I was once an arbitrator between a philanthrope who had insured his whole village at a very hefty premium. Most of the claims in the following year were rejected by the company. It was my thankless job to try and find out if the rejections were legal and ethical. In one case, a poor farmer had a small nick in his skin of the foot from the plough. When he went to hospital, they realised that he was insured. He was promptly admitted there and all the tests that they could do were carried out on him ranging from urine analysis to ECG, echo, etc. Then they took him to the theatre for skin grafting. The insurance company branch manager, who happened to be a trained vet in his previous avatar , rejected the whole claim saying that a skin graft is never done for a fresh small wound! Rightly so. The bill was quite big.

If the farmer had kept quiet the wound, in most cases, would have healed in a week with some conventional old granny's methods. Maximum, he might have needed a tetanus shot. Even that is of dubious value, according to the present science. This is only the tip of the iceberg as the hospital in question was in a rural area and they did not have any other facility. In a larger corporate hospital, the patient would have ended up with a bypass surgery, as most normal (even young) people have coronary artery blocks which keep them healthy. A rare person who does not have a block is given some method to create a block to keep him alive — preconditioning the heart muscle!

We get our advisers from Oxbridge and Harvard but not from our Indian villages. We have Nobel laureates to advise us when we have people like Manusukhbhai Prajapathi in a Gujarat village, who has innovated a refrigerator without electricity (mitti cool), pressure cooker, non-stick thava, water filter and, many other useful household tools in his own home laboratory after failing to make the grade at 10th class, only from clay, coming as he does from a potter's family. He is being honoured in all countries abroad and his tools are sold all over but not encouraged by our richonomics experts. This village boy should get his FRS, Nobel and what have you. He is the best candidate to head our CSIR. Who cares, though?

None of our big laboratories has done any innovative research to date. That very much applies to medical research organisations. They could effectively block good research using their powerful tool of peer review and linear thinking.
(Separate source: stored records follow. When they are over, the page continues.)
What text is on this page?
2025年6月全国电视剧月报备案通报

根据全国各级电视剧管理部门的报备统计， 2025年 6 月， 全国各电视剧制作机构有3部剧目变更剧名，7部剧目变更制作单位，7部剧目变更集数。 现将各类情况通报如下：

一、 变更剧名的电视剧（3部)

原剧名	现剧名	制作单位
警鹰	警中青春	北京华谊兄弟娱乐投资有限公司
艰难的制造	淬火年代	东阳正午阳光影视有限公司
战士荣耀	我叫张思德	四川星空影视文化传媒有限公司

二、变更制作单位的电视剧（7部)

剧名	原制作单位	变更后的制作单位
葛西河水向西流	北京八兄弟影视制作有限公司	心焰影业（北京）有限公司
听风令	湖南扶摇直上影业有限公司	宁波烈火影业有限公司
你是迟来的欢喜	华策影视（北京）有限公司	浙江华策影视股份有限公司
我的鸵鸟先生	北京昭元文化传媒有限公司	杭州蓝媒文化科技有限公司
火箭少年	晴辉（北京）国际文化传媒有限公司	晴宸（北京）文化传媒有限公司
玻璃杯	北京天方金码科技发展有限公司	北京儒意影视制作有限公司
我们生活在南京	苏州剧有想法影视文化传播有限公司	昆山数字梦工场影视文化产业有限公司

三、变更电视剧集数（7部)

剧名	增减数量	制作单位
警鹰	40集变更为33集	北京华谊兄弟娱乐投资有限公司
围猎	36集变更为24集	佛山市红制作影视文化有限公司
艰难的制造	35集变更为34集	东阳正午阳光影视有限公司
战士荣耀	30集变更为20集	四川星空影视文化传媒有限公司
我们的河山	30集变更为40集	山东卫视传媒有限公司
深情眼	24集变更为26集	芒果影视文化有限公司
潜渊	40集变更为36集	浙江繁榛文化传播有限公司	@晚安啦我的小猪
Prajapathi has taken knowledge forwards in science and even in technology. Karl Popper would have been too happy to know Prajapathi as he was sure that “knowledge advances NOT by repeating known facts but by REFUTING false dogmas.”

Our time honoured economic policies of yesteryear would suffice to take India forward. Competing with the west to send man to the moon can wait till we are able to feed all our mouths with three square meals a day, a roof on top in place of the star-lit sky, a toilet with sanitary facilities, drinking water and education for the kids and economic empowerment of village women. The rest of the progress will follow in their wake.